When these pessimists complain, they're blaming either other people or inanimate objects for their own shortcomings. These pessimists are stuck in Karpman's Drama Triangle.

The pessimists that we DO want are observant, critical thinkers who take pride in their work… and refuse to “cut corners”. These pessimistic/negative people are often personable, responsible, and highly intelligent. They're sometimes described as eccentric, typically avoid social gatherings, and have few friends.

Blue Team
The best people to address risks are those who view themselves as “fixers”. People who enjoy the challenges of being a “problem-solver”. These “fixers” tend to be creative/inventive and able to “think outside the box” through exploring a variety of options. They're more concerned with finding the “best” solution rather than “being right”… and they welcome a critique of their proposed solutions.

The Tools

In order for each team to do its job, it must be equipped with the proper tools.
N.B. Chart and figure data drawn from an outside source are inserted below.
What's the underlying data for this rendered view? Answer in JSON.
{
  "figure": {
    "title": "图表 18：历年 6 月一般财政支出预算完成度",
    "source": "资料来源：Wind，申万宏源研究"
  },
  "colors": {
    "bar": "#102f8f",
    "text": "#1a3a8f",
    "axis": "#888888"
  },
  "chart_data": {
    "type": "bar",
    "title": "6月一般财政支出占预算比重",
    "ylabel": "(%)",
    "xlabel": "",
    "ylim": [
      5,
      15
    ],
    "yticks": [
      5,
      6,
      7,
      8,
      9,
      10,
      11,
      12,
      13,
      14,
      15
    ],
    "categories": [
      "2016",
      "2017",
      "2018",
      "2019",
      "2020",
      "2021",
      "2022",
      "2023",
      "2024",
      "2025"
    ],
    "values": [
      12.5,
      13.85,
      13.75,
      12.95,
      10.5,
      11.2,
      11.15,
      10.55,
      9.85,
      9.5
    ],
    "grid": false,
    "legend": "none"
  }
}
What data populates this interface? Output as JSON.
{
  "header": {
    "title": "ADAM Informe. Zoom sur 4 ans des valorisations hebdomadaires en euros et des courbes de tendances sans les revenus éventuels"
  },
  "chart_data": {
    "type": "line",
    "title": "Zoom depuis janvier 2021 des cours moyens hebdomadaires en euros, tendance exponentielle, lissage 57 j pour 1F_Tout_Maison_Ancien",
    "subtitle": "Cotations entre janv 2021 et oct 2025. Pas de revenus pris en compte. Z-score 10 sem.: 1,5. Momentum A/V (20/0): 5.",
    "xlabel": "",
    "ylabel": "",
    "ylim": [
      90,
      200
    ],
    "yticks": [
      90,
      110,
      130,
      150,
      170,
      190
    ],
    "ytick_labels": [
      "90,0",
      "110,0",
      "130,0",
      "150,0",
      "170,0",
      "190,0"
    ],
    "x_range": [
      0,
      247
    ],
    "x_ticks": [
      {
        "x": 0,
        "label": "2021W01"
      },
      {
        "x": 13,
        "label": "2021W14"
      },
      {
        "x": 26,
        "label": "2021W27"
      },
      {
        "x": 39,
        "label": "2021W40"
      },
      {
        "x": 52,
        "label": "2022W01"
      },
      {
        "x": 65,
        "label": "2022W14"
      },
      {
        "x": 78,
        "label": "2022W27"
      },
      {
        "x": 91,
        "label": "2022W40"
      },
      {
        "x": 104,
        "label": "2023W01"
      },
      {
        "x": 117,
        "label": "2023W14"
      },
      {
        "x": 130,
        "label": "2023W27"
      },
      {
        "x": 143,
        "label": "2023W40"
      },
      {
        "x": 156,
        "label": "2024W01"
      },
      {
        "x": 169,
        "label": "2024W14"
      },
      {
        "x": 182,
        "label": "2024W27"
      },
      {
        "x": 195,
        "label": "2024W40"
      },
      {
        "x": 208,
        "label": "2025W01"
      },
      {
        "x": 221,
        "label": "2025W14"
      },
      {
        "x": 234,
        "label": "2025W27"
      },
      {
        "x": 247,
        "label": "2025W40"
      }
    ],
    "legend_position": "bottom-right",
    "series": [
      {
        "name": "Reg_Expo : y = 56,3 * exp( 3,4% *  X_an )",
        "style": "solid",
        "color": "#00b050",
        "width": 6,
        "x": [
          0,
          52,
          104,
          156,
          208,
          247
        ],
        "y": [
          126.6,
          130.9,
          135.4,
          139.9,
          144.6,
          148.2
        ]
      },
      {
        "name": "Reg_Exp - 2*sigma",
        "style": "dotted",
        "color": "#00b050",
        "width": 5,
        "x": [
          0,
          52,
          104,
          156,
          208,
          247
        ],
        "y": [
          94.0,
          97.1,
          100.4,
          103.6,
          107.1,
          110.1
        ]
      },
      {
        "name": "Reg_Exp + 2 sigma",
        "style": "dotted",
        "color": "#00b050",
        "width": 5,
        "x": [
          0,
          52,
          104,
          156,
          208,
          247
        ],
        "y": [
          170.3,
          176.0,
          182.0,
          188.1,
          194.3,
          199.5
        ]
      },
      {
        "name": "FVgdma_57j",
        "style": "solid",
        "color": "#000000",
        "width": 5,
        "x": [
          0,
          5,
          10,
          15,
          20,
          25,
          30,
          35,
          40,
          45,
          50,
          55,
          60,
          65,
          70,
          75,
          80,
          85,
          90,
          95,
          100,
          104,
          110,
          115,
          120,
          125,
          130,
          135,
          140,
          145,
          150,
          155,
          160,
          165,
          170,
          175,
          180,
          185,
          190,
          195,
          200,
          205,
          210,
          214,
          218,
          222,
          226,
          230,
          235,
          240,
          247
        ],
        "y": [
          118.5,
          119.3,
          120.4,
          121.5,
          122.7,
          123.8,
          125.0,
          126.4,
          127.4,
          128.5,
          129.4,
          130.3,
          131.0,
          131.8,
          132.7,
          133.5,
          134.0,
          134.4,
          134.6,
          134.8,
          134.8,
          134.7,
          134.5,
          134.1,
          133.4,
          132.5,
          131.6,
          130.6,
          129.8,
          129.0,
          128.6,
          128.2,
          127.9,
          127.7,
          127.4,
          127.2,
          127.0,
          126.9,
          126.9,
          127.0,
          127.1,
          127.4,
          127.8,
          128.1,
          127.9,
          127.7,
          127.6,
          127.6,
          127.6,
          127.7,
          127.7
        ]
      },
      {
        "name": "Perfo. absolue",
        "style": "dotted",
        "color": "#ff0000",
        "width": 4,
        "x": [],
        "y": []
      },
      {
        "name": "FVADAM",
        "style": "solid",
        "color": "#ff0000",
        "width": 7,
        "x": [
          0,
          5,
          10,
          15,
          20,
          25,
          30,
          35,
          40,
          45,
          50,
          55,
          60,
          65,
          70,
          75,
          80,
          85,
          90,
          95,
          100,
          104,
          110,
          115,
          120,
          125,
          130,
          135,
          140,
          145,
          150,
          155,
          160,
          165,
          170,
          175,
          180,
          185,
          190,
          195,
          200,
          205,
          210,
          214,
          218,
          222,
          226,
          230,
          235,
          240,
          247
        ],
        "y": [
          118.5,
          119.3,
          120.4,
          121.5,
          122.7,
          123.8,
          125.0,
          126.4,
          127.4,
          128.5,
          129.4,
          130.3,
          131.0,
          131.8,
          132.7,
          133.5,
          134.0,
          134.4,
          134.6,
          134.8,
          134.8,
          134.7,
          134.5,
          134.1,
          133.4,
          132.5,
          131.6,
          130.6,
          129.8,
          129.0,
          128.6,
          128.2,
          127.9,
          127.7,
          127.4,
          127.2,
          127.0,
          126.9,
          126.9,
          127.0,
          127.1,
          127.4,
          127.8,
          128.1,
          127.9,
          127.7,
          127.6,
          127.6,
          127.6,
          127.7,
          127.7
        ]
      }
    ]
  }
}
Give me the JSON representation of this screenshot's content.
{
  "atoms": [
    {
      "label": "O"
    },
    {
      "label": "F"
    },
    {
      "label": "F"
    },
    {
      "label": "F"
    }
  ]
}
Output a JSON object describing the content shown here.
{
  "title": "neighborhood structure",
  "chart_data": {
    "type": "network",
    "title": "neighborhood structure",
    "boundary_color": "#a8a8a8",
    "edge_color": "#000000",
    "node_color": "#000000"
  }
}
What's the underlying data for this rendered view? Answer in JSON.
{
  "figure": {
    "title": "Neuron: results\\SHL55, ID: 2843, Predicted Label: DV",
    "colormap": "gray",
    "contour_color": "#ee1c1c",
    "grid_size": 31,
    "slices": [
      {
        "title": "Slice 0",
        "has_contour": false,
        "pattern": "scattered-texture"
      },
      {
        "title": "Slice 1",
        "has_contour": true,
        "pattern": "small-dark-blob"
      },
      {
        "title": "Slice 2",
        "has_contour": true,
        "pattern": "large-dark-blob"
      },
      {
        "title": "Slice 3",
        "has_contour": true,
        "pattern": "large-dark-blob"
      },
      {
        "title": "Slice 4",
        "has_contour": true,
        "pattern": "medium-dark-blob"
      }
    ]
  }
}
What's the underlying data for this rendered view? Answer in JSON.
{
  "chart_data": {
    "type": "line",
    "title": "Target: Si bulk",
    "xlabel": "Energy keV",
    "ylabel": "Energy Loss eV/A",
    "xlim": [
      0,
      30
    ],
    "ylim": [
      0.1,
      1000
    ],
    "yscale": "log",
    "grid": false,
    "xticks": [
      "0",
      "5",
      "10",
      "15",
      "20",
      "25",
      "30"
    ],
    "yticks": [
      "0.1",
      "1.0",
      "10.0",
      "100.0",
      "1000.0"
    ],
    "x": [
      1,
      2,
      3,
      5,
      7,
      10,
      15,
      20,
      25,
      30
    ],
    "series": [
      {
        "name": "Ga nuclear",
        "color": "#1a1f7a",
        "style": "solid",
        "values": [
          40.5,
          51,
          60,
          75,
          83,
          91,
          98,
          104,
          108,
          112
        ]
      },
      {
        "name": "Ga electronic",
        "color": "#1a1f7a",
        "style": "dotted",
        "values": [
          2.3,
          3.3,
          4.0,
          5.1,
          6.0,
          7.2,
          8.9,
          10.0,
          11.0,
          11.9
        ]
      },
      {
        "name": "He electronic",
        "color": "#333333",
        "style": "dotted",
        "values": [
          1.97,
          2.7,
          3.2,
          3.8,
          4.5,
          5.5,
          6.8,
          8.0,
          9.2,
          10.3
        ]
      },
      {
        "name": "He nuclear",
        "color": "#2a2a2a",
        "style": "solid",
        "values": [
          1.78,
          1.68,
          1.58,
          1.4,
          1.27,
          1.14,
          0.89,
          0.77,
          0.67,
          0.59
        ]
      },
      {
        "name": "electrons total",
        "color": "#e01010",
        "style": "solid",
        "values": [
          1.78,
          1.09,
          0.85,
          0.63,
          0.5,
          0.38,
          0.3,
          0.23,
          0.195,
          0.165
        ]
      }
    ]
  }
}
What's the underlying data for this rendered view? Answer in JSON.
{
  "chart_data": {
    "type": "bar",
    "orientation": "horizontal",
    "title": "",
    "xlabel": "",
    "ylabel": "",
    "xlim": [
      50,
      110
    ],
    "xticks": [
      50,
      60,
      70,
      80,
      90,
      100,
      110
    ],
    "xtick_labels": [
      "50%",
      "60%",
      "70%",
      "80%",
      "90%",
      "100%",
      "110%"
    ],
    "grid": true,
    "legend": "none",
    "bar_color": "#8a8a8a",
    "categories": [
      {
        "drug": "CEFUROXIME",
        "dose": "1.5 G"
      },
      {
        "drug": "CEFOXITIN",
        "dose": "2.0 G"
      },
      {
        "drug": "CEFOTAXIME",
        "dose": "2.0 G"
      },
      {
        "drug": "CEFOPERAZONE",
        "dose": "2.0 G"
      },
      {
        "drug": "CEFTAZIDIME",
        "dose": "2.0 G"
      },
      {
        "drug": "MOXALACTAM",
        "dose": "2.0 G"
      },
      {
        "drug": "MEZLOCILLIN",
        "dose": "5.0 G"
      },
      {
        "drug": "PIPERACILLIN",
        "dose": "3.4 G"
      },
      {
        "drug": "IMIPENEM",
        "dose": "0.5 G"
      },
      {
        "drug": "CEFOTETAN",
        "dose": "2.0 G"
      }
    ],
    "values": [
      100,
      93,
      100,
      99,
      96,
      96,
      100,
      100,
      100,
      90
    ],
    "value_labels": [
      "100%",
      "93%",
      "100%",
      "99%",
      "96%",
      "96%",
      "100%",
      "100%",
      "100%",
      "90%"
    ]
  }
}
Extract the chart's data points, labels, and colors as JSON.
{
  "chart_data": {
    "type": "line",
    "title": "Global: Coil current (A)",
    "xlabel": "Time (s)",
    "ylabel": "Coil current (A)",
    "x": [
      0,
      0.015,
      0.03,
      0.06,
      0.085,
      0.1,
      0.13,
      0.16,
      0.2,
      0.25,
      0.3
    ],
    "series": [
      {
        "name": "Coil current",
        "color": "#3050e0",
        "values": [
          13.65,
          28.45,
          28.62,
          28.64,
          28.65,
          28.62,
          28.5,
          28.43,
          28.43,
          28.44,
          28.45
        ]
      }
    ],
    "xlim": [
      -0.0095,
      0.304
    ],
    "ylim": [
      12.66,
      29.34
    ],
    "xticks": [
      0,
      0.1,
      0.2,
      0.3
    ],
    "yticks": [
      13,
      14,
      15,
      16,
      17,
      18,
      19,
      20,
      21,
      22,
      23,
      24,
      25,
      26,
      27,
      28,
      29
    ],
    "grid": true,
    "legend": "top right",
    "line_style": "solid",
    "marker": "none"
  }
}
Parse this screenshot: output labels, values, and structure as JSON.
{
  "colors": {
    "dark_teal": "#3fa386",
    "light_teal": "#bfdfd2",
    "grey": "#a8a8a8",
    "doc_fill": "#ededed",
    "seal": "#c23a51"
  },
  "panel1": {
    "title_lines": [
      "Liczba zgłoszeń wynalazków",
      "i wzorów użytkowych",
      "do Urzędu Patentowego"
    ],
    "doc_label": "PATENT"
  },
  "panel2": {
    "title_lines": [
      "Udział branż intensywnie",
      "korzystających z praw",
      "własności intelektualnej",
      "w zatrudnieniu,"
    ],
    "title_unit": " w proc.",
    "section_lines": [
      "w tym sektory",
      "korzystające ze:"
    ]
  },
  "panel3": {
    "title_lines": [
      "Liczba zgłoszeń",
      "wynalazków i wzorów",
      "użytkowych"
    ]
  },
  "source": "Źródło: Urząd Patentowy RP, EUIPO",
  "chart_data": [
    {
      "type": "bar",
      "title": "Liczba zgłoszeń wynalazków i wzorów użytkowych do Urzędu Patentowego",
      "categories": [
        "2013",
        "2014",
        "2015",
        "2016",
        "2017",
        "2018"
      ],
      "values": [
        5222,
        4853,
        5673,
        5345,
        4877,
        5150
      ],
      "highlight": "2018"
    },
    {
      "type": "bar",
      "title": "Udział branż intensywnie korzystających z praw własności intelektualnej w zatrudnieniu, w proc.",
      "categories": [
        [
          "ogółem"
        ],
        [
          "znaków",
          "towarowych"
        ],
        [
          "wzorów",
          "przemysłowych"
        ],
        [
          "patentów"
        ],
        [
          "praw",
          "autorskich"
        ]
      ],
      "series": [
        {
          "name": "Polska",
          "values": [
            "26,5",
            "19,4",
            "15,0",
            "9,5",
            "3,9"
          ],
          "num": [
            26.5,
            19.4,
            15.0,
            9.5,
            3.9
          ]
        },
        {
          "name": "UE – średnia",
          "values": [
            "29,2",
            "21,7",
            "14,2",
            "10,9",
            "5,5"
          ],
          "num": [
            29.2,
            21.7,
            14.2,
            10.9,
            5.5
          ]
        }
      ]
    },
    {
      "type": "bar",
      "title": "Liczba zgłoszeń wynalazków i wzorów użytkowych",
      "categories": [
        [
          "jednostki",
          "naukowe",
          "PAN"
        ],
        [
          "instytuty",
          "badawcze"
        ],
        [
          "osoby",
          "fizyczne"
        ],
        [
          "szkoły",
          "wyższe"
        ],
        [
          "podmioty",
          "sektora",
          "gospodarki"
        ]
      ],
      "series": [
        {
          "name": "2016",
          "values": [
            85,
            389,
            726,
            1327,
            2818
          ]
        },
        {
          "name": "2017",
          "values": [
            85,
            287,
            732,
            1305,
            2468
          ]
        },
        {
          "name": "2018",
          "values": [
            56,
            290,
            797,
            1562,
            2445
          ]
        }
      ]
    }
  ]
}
However, BOTH teams should be trained in “Cause and Effect Chain” (CEC) analysis methods (e.g., 5 Whys, Ishikawa (fishbone) diagrams, Apollo RCA, Fault Tree analysis). Contrary to popular belief, CEC analysis is NOT a problem-solving methodology. While CEC analysis is most often used in “problem-solving” to “refine” a high-level problem into one or more specific problems by asking “Why did this happen?”, CEC analysis can also be used for risk identification by asking “What can or could go wrong?”.

Red Team Tools
Upon being trained in the use of FMEAs (Failure Modes and Effects Analysis), pessimistic/negative people are often very good at assessing risk probability and severity. Whether risks are identified and handled through an FMEA, a Risk Matrix or any other tools is dependent upon the preference of the team. Ultimately, once a tool is selected, it must be used consistently by the team. There should be some lively discussions/debates relating to topics such as whether a RPN (Risk Priority Number) is useful, whether “Detection” should be included in determining the RPN (or whether it is simply a component of the risk mitigation put into place), how the RPN is different from determining “Risk Tolerance”, how “Risk Tolerance” levels should be categorized, etc.

Blue Team Tools
Contrary to popular belief, “Brainstorming” is an incredibly poor “idea sourcing” methodology. And it is NOT a “solution-sourcing” methodology.

In order to find a solution to a problem, the Blue Team MUST first distill the high-level problem down to its constituent, individual “causes” – using one or more “Cause and Effect Chain” (CEC) analysis methods (e.g., 5 Whys, Ishikawa (fishbone) diagrams, Apollo RCA, Fault Tree analysis). The Ishikawa (fishbone) diagram should incorporate the “5 Ms” with an additional “M” for physical environmental conditions (“Mother Nature”). These six elements influence variation in virtually all processes—whether manufacturing or providing services.

Once the individual causes and any contributing factors are identified, these can be assessed and categorized as “common cause” or “assignable cause” variations in the process. Common cause variations can only be eliminated through fundamental changes in the process (e.g., using different or more modern equipment) OR a re-design of a product (e.g., combining or eliminating parts). Most often, emphasis should be placed on identifying and implementing risk mitigation (and counter-measures. ONLY causes resulting from “assignable cause” variations can be “eliminated” (e.g., through Corrective Action).

For simple problems, the solution will become obvious. For more complex problems, additional training is required. Some of the best problem-solving tools are some of the least known. For example, TRIZ provides a comprehensive “toolbox” for innovative problem-solving and continuous improvement.